Not everybody can be a farmer and roll their hands through soil and hold the butcher's knife, but everybody does eat. Food is a central part of lives, we astonishingly! depend more on food than on our cell phones or the Internet. It takes a lot of work to run a farm or manufacture 'food products' like twinkies and tv dinners. I find peace in the symmetry of spending extra time, effort and work on preparing our meals. If I'm not out there growing food, or studying chemistry in a lab to mimic food, then I should at the very least, spend some time cooking food. And in that sense, I should spend some mental and physical energy, putting food back in the center of my life. The cultivation and consumption of food is the single most important meaning making activity known to our species, because really, what is the point of our lives if not to sustain ourselves and sustain ourselves well.

A Christian scholar at Yale Divinity School gave a sermon about restlessness, a relationship with food and land, and Christian faith. Putting respective religious institutions and organizations aside, the sermon was moving in Professor Jenkins recollection of Biblical analogies of marriage. The intimacy with which we should treat our environment and food is as the intimacy we should treat our marriages, both human and divine.
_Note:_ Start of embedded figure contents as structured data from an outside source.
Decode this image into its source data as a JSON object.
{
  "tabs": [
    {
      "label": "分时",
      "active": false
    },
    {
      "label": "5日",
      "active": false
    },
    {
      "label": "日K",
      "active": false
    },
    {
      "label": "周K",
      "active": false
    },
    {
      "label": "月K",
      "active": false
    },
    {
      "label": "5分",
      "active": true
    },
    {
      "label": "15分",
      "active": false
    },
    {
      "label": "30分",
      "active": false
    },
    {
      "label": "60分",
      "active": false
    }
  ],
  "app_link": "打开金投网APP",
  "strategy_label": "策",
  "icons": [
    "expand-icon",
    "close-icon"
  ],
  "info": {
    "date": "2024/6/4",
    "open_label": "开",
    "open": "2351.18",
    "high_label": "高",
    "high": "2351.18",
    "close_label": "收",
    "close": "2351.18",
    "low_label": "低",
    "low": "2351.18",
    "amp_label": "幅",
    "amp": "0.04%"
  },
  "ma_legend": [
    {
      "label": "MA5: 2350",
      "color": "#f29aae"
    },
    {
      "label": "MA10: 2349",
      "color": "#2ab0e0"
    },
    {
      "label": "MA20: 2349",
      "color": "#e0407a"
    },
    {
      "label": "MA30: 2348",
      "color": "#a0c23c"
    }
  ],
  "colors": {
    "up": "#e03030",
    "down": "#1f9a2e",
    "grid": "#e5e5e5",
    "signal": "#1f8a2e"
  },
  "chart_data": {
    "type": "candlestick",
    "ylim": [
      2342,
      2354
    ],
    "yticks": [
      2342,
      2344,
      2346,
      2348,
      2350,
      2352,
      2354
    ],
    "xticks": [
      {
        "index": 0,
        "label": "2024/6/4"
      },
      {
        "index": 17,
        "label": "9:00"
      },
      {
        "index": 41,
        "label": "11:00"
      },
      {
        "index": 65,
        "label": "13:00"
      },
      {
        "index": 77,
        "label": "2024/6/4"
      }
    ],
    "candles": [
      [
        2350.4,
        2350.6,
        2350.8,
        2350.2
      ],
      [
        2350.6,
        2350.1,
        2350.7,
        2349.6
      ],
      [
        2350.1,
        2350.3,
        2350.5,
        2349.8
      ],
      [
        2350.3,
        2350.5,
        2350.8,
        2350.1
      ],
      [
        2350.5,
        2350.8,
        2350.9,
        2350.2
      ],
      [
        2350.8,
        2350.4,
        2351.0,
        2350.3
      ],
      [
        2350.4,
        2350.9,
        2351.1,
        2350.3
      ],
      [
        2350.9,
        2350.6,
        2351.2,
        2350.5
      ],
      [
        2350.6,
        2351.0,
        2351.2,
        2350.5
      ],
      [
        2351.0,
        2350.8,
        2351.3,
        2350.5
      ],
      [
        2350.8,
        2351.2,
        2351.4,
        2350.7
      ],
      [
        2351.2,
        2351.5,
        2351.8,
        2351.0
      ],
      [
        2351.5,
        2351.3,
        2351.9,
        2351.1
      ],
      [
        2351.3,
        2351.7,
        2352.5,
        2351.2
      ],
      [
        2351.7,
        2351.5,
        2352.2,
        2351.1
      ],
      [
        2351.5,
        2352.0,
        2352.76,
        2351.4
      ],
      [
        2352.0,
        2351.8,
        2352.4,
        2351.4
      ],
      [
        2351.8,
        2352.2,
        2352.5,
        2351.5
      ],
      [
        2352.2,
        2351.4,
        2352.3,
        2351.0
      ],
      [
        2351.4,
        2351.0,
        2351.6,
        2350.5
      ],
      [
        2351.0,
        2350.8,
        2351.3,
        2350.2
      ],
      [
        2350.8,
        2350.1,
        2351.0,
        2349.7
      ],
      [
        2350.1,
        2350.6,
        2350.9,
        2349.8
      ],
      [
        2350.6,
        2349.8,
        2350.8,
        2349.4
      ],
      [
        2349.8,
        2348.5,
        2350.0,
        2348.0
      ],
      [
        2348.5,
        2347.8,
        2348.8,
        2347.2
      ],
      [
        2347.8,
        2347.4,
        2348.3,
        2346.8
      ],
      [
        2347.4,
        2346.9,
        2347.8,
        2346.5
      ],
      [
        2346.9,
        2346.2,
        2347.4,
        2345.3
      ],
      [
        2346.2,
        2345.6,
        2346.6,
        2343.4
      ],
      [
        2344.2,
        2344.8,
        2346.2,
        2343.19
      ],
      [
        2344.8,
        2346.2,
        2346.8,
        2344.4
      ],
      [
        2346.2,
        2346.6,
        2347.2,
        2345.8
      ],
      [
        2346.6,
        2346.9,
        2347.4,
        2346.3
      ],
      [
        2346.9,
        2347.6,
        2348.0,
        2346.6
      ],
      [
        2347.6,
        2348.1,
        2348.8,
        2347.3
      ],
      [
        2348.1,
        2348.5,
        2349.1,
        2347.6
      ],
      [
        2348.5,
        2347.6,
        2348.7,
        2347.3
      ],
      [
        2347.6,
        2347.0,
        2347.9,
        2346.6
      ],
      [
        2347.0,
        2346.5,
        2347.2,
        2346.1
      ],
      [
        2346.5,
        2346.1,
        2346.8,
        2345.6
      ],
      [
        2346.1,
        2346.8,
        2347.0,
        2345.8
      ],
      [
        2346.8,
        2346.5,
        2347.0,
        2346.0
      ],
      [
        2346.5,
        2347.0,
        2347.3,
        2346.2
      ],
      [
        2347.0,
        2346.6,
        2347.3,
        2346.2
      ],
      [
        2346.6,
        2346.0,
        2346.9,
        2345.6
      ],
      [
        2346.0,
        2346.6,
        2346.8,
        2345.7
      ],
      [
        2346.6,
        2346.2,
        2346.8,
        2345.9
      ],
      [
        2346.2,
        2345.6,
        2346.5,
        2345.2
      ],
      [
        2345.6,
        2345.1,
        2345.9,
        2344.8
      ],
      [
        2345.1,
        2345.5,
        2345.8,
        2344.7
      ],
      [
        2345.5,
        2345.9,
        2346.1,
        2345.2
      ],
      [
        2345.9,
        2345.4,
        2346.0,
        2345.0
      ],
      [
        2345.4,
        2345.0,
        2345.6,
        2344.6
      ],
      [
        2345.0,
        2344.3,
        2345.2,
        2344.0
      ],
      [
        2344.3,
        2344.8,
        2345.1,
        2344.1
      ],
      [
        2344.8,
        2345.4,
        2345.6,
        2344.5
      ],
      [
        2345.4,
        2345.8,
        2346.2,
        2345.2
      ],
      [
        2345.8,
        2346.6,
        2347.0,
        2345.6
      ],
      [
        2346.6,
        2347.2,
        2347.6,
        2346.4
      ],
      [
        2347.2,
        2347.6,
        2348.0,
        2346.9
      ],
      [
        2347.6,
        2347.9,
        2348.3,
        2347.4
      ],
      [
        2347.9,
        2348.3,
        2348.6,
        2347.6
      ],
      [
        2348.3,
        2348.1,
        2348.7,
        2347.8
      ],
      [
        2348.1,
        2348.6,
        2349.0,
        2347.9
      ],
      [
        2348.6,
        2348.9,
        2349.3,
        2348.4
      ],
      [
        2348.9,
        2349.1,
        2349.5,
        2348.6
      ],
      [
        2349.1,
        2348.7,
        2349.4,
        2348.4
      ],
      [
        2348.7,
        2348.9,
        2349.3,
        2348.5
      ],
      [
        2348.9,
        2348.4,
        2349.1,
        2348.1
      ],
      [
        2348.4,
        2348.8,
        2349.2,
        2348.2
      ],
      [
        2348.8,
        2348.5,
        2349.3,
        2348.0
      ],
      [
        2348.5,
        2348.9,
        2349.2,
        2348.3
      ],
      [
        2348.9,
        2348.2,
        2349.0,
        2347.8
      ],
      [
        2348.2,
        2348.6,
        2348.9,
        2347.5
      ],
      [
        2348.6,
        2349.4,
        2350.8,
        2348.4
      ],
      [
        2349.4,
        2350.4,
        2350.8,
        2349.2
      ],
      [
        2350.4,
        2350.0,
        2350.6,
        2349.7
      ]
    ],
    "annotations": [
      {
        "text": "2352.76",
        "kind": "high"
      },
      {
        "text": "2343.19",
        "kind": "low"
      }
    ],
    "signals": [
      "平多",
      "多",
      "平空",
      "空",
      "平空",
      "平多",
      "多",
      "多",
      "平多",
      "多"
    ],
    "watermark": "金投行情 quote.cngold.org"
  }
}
I must say, I like the idea of being married to food.

A book I'm reading now reminds me how central food already can be to many Americans, Barry Glassner, a sociologist at USC wrote The Gospel of Food which chronicles along with other major food books I've read (The Omnivore's Dilemma Michael Pollan and Fast Food Nation Eric Schlosser) how fear, anxiety and neurosis are often the reason food is at the center of our lives. I proudly can say, that I put food at the center of my life because I like it. Good genes, sure, but also that American streak of getting what I want. And I want good tasty food.

This post was sparked by a TED talk (surprise!) by Carolyn Steel about how food shapes our cities. Thinking about the centrality of food markets and routes in the development and urban planning of pre-Industrial cities, reminded me of how distanced we'd become from our food. However, I attempted like a good young idealist should, to live off the grid in rural Ireland for several months. Through the astonishing and eye-opening experience, I was confirmed in my convictions about food, but also my love and need of the city, the urban center, the metropolis. And as Ms. Steel points out, many many more of us will be living in cities in the future. Check out the video and if you haven't read any of the above books, they're worth a gander.

Shall I close with a cliche? Food for thought.